The dissertation is devoted to establishing the mechanisms of influence of nanocrystals (NCs) with perovskite structure and laser-induced periodic surface structures (LIPSS) on electrochemiluminescent (ECL) and electrochemical properties of electrodes of electrochemical analytical systems. The mechanisms of formation of multicomponent NCs by pulsed laser ablation, which have the potential for their use in electrochemical analytical systems as modifiers of the surface of working electrodes, are studied.
Electrochemical research methods play an important role and have significant prospects in analytical research due to their inherent advantages such as sensitivity, ease of use, versatility and speed. Electrochemical analytical systems need not only improvement of the above parameters but also increase of accuracy, stability, reproducibility of measurement results, reactivity of electrodes, as well as expansion of the list of substances that can be detected, etc.
In classic electrochemiluminescent analytical systems, glassy carbon polished electrodes are widely used in combination with films that can contain a limited list of luminophores. In turn, known luminophores are not stable in all ECL systems due to the fact that they can degrade during repeated measurements, and also have a limited list of analytes with which they interact.
The formation and research of new materials with improved properties for modification of electrodes of electrochemical analytical systems can provide an expansion of the list of substances that can be detected and increase the intensity of the electrochemiluminescence reaction near the surface of the working electrode. The use of nanostructures to modify working electrodes is also a promising way to solve the problem of the instability of luminophores in liquids during cyclic voltammetry.
The use of materials with a perovskite structure opens up new possibilities in the tasks of electroanalytical chemistry. Perovskite nanocrystals are increasingly used in the fields of optoelectronics, solar energy, processing of harmful compounds, water splitting applications and have prospects for use in electrochemical analytical systems due to their strong and stable luminescence. Due to the peculiarities of the crystal structure, NCs with a perovskite structure have unique optical and electrophysical properties that can be adjusted by changing the material composition. Most often, perovskite NCs are synthesized by chemical methods, for example, hot-injection and ligand-assisted reprecipitation (LARP). Perovskite NCs synthesized by chemical methods for electrochemical studies of liquids have inherent disadvantages: instability in polar
solutions, which are widely used for ECL studies of biological samples; as well as the influence on the ECL measurement from the ligands that form NCs, on the substances that participate in the electrochemical reactions. The above-mentioned disadvantages of perovskite NCs can be eliminated using the following approaches: by increasing the reactivity of chemically synthesized NCs with UV irradiation followed by their stabilization with the help of polymers; by forming perovskite NCs by pulse laser ablation technique.

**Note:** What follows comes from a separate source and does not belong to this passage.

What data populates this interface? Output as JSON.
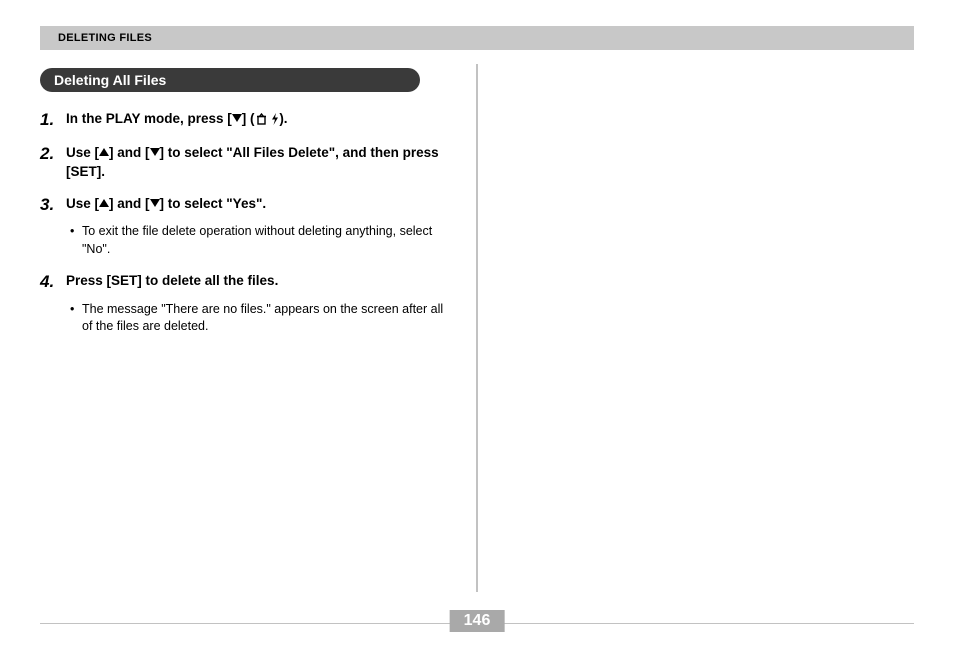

To study the stability and electrochemical properties of perovskite NCs, inorganic CsPbBr3 NCs with a perovskite structure, synthesized by the LARP method, were used. In order to obtain information about the stability, structural and optical characteristics of CsPbBr3 NCs under the influence of UV irradiation, the following methods were used: transmission electron microscopy (TEM), UV-Vis spectroscopy, cyclic voltammetry, ECL measurements. Before the modification of the working electrodes, the surface of the CsPbBr3 NPs was "activated" by short-term UV irradiation and stabilized by their incorporation into the polymethyl methacrylate (PMMA) polymer. Stabilized CsPbBr3 NPs were subsequently used to modify polished glassy carbon working electrodes in the form of thin films using spin-coating and drop-casting methods. The advantages of the spin-coating method for the formation of functional films with a thickness that does not
prevent the passage of the ECL reaction and with a uniform distribution of nanoparticles on the electrode surface have been established. The electrochemical properties of the working electrodes modified with functional films of CsPbBr3 NCs were investigated by the CVAM method in a phosphate buffer solution. ECL measurements using modified electrodes made it possible to establish that the effect of "activation" of CsPbBr3 NCs with the help of short-term UV irradiation provides a stable ECL signal with the co-reagent tripropylamine, which acts as a biological substance that is detected.
In order to obtain stable NCs with a perovskite structure by the method of pulsed laser ablation, the conditions for the synthesis of multicomponent crystalline nanostructures were investigated and formed.